Reading an MFM hard drive with a floppy disc analyser

Philip Pemberton classiccmp at
Fri Dec 5 17:12:00 CST 2008

Jules Richardson wrote:
> Well, extra lines isn't a big deal I suppose - heck, you could even do 
> that bit 'manually' and read platters one at a time, flipping a switch 
> between each pass.

True, though the hardware I'm actually thinking of using is my USB 
hack-and-bodge floppy reader. FPGA, PICmicro, and a few buffers/level translators.

The discrete FDD I/O stage is gone though -- mainly because in an overvoltage 
condition, it's highly likely the 74LS14 input buffer would get deep-fried... 
Thus rendering the "slightly more rugged" output drivers utterly pointless.

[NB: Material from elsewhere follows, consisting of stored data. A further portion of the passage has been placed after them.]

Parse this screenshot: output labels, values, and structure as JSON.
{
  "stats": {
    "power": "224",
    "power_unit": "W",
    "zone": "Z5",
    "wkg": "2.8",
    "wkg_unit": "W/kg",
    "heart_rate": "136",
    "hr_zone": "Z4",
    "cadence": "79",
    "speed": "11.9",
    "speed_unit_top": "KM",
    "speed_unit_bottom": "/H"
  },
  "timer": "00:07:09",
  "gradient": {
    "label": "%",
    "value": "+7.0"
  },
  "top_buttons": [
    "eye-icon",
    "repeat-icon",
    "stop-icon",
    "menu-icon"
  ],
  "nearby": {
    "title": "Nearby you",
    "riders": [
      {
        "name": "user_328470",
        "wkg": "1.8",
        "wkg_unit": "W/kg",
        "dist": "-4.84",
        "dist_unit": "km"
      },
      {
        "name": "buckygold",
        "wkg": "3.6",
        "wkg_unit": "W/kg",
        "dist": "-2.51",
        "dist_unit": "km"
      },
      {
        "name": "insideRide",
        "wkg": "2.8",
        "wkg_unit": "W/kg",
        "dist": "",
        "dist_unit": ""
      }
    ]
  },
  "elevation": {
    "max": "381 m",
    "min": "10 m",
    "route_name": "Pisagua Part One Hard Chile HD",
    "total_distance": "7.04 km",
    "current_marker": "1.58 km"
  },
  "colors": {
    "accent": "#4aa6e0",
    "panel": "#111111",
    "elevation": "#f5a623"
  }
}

I've kept to the original spec for the connector though -- a 40-pin IDC with 
the first 34 pins forming a Shugart-compatible interface, and the last 6 
defined as user I/O (each pin configurable as either input or output, all 

> Well, run some figures as a sanity-check... say 256*8 bits per sector, 
> 32 sectors/track on a formatted ST506 - 32 x 256 x 8 = 64Kb of actual 
> data per track.
> 83.35 seems sensible as some kind of theoretical maximum, given storage 
> of sector headers and the like.

And MFM is basically one flux transition per (data) bit guaranteed, meaning 
83.35kbps isn't actually that strange a figure.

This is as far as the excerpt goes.